Selbstbestimmung im Kreißsaal
Ein weiterer wichtiger Aspekt ist die Selbstbestimmung der Gebärenden. Im Rahmen der MAM-Care-Studie wurde festgestellt, dass die Zufriedenheit der Frauen stark mit der Möglichkeit korreliert ist, die Endposition bei der Geburt selbst zu wählen. Trotz dieser Erkenntnis berichteten fast 40 Prozent der Befragten, die in Rückenlage gebären mussten, dass dies nicht ihre eigene Wahl gewesen sei.

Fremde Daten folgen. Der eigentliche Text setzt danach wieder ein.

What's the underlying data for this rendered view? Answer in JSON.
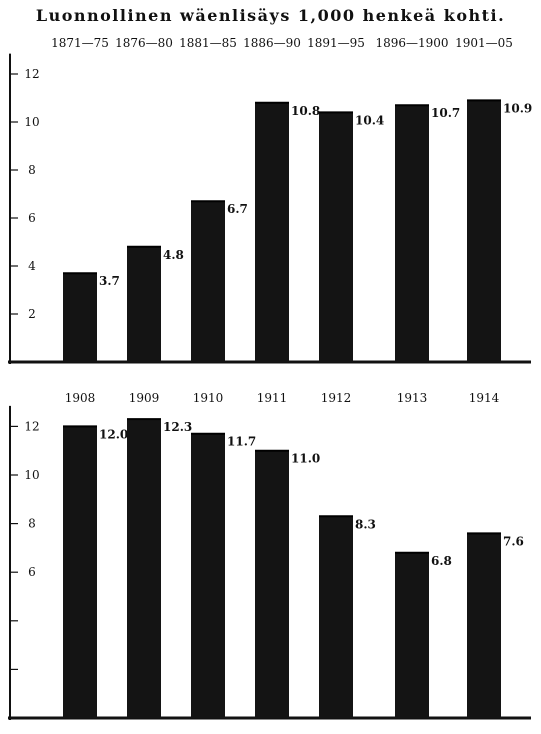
{
  "title": "Luonnollinen wäenlisäys 1,000 henkeä kohti.",
  "chart_data": [
    {
      "type": "bar",
      "categories": [
        "1871—75",
        "1876—80",
        "1881—85",
        "1886—90",
        "1891—95",
        "1896—1900",
        "1901—05"
      ],
      "values": [
        3.7,
        4.8,
        6.7,
        10.8,
        10.4,
        10.7,
        10.9
      ],
      "data_labels": [
        "3.7",
        "4.8",
        "6.7",
        "10.8",
        "10.4",
        "10.7",
        "10.9"
      ],
      "yticks": [
        "2",
        "4",
        "6",
        "8",
        "10",
        "12"
      ],
      "ylim": [
        0,
        12.6
      ],
      "grid": false,
      "bar_color": "#141414"
    },
    {
      "type": "bar",
      "categories": [
        "1908",
        "1909",
        "1910",
        "1911",
        "1912",
        "1913",
        "1914"
      ],
      "values": [
        12.0,
        12.3,
        11.7,
        11.0,
        8.3,
        6.8,
        7.6
      ],
      "data_labels": [
        "12.0",
        "12.3",
        "11.7",
        "11.0",
        "8.3",
        "6.8",
        "7.6"
      ],
      "yticks": [
        "",
        "",
        "6",
        "8",
        "10",
        "12"
      ],
      "ylim": [
        0,
        12.6
      ],
      "grid": false,
      "bar_color": "#141414"
    }
  ]
}
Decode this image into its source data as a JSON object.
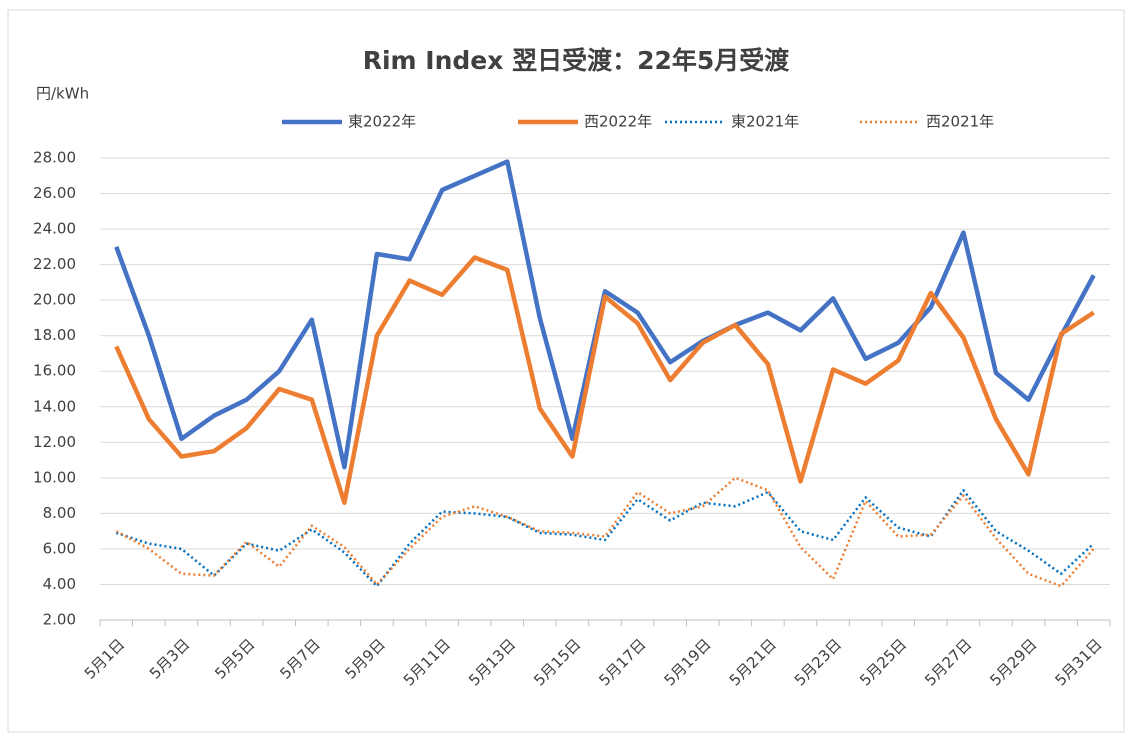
{
  "chart_data": {
    "type": "line",
    "title": "Rim Index 翌日受渡：22年5月受渡",
    "y_label": "円/kWh",
    "categories": [
      "5月1日",
      null,
      "5月3日",
      null,
      "5月5日",
      null,
      "5月7日",
      null,
      "5月9日",
      null,
      "5月11日",
      null,
      "5月13日",
      null,
      "5月15日",
      null,
      "5月17日",
      null,
      "5月19日",
      null,
      "5月21日",
      null,
      "5月23日",
      null,
      "5月25日",
      null,
      "5月27日",
      null,
      "5月29日",
      null,
      "5月31日"
    ],
    "series": [
      {
        "name": "東2022年",
        "color": "#4472c4",
        "style": "solid",
        "values": [
          23.0,
          18.0,
          12.2,
          13.5,
          14.4,
          16.0,
          18.9,
          10.6,
          22.6,
          22.3,
          26.2,
          27.0,
          27.8,
          19.0,
          12.2,
          20.5,
          19.3,
          16.5,
          17.7,
          18.6,
          19.3,
          18.3,
          20.1,
          16.7,
          17.6,
          19.6,
          23.8,
          15.9,
          14.4,
          18.0,
          21.4
        ]
      },
      {
        "name": "西2022年",
        "color": "#ed7d31",
        "style": "solid",
        "values": [
          17.4,
          13.3,
          11.2,
          11.5,
          12.8,
          15.0,
          14.4,
          8.6,
          18.0,
          21.1,
          20.3,
          22.4,
          21.7,
          13.9,
          11.2,
          20.2,
          18.7,
          15.5,
          17.6,
          18.6,
          16.4,
          9.8,
          16.1,
          15.3,
          16.6,
          20.4,
          17.9,
          13.3,
          10.2,
          18.1,
          19.3
        ]
      },
      {
        "name": "東2021年",
        "color": "#0070c0",
        "style": "dotted",
        "values": [
          6.9,
          6.3,
          6.0,
          4.5,
          6.3,
          5.9,
          7.1,
          5.8,
          3.9,
          6.3,
          8.1,
          8.0,
          7.8,
          6.9,
          6.8,
          6.5,
          8.8,
          7.6,
          8.6,
          8.4,
          9.2,
          7.0,
          6.5,
          8.9,
          7.2,
          6.7,
          9.3,
          7.0,
          5.9,
          4.6,
          6.3
        ]
      },
      {
        "name": "西2021年",
        "color": "#ed7d31",
        "style": "dotted",
        "values": [
          7.0,
          6.0,
          4.6,
          4.5,
          6.4,
          5.0,
          7.3,
          6.1,
          4.0,
          6.0,
          7.8,
          8.4,
          7.8,
          7.0,
          6.9,
          6.7,
          9.2,
          8.0,
          8.4,
          10.0,
          9.3,
          6.1,
          4.3,
          8.7,
          6.7,
          6.8,
          9.0,
          6.6,
          4.6,
          3.9,
          6.0
        ]
      }
    ],
    "ylim": [
      2,
      28
    ],
    "yticks": [
      {
        "value": 2,
        "label": "2.00"
      },
      {
        "value": 4,
        "label": "4.00"
      },
      {
        "value": 6,
        "label": "6.00"
      },
      {
        "value": 8,
        "label": "8.00"
      },
      {
        "value": 10,
        "label": "10.00"
      },
      {
        "value": 12,
        "label": "12.00"
      },
      {
        "value": 14,
        "label": "14.00"
      },
      {
        "value": 16,
        "label": "16.00"
      },
      {
        "value": 18,
        "label": "18.00"
      },
      {
        "value": 20,
        "label": "20.00"
      },
      {
        "value": 22,
        "label": "22.00"
      },
      {
        "value": 24,
        "label": "24.00"
      },
      {
        "value": 26,
        "label": "26.00"
      },
      {
        "value": 28,
        "label": "28.00"
      }
    ],
    "grid": true,
    "legend": "top"
  }
}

Um diese Situation zu verbessern, plant das Forschungsteam, in der nächsten Projektphase durch subtile Anreize, bekannt als Nudges, den Frauen mehr Handlungsspielraum zu ermöglichen. Diese Ansätze zielen darauf ab, kleine, aber effektive Veränderungen in der Geburtsversorgung einzuführen, die die Entscheidungsfreiheit der Frauen nicht einschränken.
Zusammenfassend lässt sich sagen, dass die Forschung der Universität Bonn wertvolle Perspektiven für eine zeitgemäße Geburtshilfe bietet. Die Kombination aus quantitativen und qualitativen Daten ermöglicht es, die Bedürfnisse und Erfahrungen von Müttern sowie die Herausforderungen des medizinischen Personals besser zu verstehen. Dadurch entsteht eine solide Grundlage für zukunftsorientierte Anpassungen im Bereich der geburtshilflichen Versorgung in Deutschland.